Environmental advocates and volunteers working to reduce the amount of abandoned fishing gear in the Gulf of Maine hit pay dirt last month on a small privately-owned island off Corea, a small lobstering village east of Bar Harbor.
With help from locals who provided a skiff and a spot on the wharf to put their dumpster, the small group brought back 4,723 pounds of so-called “ghost gear” to be trashed or recycled, including about 230 derelict lobster traps. The expedition to Outer Bar Island in late June was made up of people from Washington D.C.-based nonprofit Ocean Conservancy, local nonprofit Rozalia Project and the Maine Island Trail Association, a group that protects undeveloped islands along the coast.
“You see this tiny little island, just piled 10 feet (high) with lobster traps and rope and buoys and just all this stuff that is washed up on the shore,” said Madeline Black, a spokesperson for Ocean Conservancy. “It’s eye-opening.”
The abandoned gear gets washed up on the island because of winds and currents, particularly during storms, said Ashley Sullivan, executive director of the Rozalia Project. The trash has been accumulating for decades, Sullivan said, and with over half of it remaining on the island, they’ve “barely made a dent.”
“We found a trap tag that was from like, 1997,” Sullivan said. “But with all the annual loss, more gear will be there next year.”
Black said abandoned gear can continue to capture and kill marine life for years on end, which is a problem for both marine life and the people who fish for a living. In a place like Maine, where fishing is such a huge part of the economy and culture, environmental advocates say, hundreds of thousands of traps get lost and abandoned each year in the gulf.
“If those traps are at the bottom of the ocean, capturing lobsters that otherwise could be … caught by a fisher and taken up and sold, that’s also a huge cost,” Black said.
The gear, which is now largely made with plastic, also has long-term environmental impacts, Sullivan said.
“You’ve got metal traps that are coated in plastic, you have buoys that are made of styrofoam or other hard plastic. The rope is also synthetic,” Sullivan said. “It’s not like back in the day with the wooden traps and the hemp or cotton line.”
The problem isn’t specific to Outer Bar Island, said Christina Hassett, a regional stewardship manager for the Maine Island Trail Association. Many of the thousands of islands on Maine’s coast do not have full-time residents to regularly pick up abandoned gear.
“There are sites that we’ve gone to where … you can hear the trash before you see it,” Hassett said. “You’re in tall grass and you just hear the crunching of plastic that’s been so UV degraded that it’s just, like, shattering underfoot.”

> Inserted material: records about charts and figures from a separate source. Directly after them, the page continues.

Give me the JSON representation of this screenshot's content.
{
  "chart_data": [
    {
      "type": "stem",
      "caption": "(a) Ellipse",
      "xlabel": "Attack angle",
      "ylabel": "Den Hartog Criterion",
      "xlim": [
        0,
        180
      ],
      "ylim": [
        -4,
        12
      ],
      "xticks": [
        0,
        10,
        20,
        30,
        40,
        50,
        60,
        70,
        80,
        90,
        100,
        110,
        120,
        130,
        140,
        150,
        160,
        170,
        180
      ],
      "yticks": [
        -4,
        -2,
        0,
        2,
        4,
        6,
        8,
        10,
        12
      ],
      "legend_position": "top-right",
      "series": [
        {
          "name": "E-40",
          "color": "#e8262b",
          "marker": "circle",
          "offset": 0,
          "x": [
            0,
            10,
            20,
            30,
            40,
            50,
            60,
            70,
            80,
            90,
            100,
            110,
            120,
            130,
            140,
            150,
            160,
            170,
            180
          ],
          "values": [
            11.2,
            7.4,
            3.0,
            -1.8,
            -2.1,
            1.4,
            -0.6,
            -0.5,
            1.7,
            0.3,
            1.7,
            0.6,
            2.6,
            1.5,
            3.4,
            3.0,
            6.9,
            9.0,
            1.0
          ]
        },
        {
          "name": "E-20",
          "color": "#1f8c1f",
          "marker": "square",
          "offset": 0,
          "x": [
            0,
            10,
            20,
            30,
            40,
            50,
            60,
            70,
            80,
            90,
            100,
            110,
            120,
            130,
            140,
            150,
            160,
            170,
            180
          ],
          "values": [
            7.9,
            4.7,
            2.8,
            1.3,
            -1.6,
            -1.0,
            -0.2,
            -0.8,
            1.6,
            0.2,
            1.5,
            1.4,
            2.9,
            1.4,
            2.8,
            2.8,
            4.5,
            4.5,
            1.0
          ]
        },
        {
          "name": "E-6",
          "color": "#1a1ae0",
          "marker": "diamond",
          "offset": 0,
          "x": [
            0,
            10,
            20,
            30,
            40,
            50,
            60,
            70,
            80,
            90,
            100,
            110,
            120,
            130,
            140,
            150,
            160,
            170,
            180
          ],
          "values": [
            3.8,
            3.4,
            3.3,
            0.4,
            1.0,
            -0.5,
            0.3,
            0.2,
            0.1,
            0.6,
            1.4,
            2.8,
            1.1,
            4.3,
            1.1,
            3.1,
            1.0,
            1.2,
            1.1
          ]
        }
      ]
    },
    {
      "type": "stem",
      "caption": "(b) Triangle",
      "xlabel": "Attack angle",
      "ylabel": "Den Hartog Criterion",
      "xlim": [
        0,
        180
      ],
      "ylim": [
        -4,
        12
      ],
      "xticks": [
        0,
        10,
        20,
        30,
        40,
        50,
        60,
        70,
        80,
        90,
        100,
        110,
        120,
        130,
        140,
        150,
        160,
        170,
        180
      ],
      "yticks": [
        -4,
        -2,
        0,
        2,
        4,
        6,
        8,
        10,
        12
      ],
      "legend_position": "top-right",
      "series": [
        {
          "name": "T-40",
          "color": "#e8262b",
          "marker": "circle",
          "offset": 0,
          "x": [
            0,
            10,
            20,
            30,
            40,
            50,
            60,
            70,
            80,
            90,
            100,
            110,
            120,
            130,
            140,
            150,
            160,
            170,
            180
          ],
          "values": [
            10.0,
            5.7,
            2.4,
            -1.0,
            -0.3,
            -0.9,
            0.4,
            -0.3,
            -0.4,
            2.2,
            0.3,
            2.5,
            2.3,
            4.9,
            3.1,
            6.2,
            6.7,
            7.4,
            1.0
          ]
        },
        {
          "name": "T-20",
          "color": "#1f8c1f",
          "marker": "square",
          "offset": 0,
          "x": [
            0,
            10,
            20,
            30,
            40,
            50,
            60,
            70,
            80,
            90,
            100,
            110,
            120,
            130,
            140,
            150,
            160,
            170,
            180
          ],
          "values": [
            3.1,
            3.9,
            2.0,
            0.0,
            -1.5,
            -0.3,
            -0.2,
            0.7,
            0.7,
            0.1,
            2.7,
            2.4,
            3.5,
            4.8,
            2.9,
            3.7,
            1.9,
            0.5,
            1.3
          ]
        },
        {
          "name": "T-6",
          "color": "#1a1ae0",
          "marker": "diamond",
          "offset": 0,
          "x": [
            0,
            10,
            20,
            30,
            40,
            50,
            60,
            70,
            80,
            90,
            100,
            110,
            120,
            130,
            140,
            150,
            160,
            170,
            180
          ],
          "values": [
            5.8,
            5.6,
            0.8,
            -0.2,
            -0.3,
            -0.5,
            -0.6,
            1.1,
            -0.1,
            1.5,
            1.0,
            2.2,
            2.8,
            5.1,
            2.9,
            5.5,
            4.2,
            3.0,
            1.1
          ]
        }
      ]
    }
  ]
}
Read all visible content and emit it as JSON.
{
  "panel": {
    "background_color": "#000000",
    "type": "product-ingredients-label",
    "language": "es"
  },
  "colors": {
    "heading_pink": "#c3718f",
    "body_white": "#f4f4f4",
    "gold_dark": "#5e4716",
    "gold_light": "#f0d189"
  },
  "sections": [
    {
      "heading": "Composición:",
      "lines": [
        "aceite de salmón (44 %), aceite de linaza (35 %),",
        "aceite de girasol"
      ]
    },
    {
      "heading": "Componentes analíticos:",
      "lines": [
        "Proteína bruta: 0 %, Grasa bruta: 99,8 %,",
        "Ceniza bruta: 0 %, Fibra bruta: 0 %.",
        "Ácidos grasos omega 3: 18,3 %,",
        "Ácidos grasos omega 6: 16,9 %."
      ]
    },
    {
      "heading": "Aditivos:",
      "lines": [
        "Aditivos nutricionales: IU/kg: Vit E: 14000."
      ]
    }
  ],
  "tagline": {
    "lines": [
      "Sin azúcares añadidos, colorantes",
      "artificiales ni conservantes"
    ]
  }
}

Black said prevention is the main goal of the Global Ghost Gear Initiative, a program operated by the Ocean Conservancy dedicated to tackling the issue of abandoned fishing gear worldwide. The initiative, partnered with the Gulf of Maine Lobster Foundation, removed a 20-thousand pound ball of gear from off Portland in 2019, according to the Ocean Conservancy. A similar but smaller ball of gear weighing two tons was pulled up off Cape Elizabeth in 2018 by The Gulf of Maine Lobster Foundation.
“While removals like this are critical for the health of our environment and the health of our oceans, ultimately the way we’re going to solve this problem is by preventing gear from being lost in the first place,” Black said. “The good news is that many fishers are already aware of this problem and doing their part to prevent lost gear.”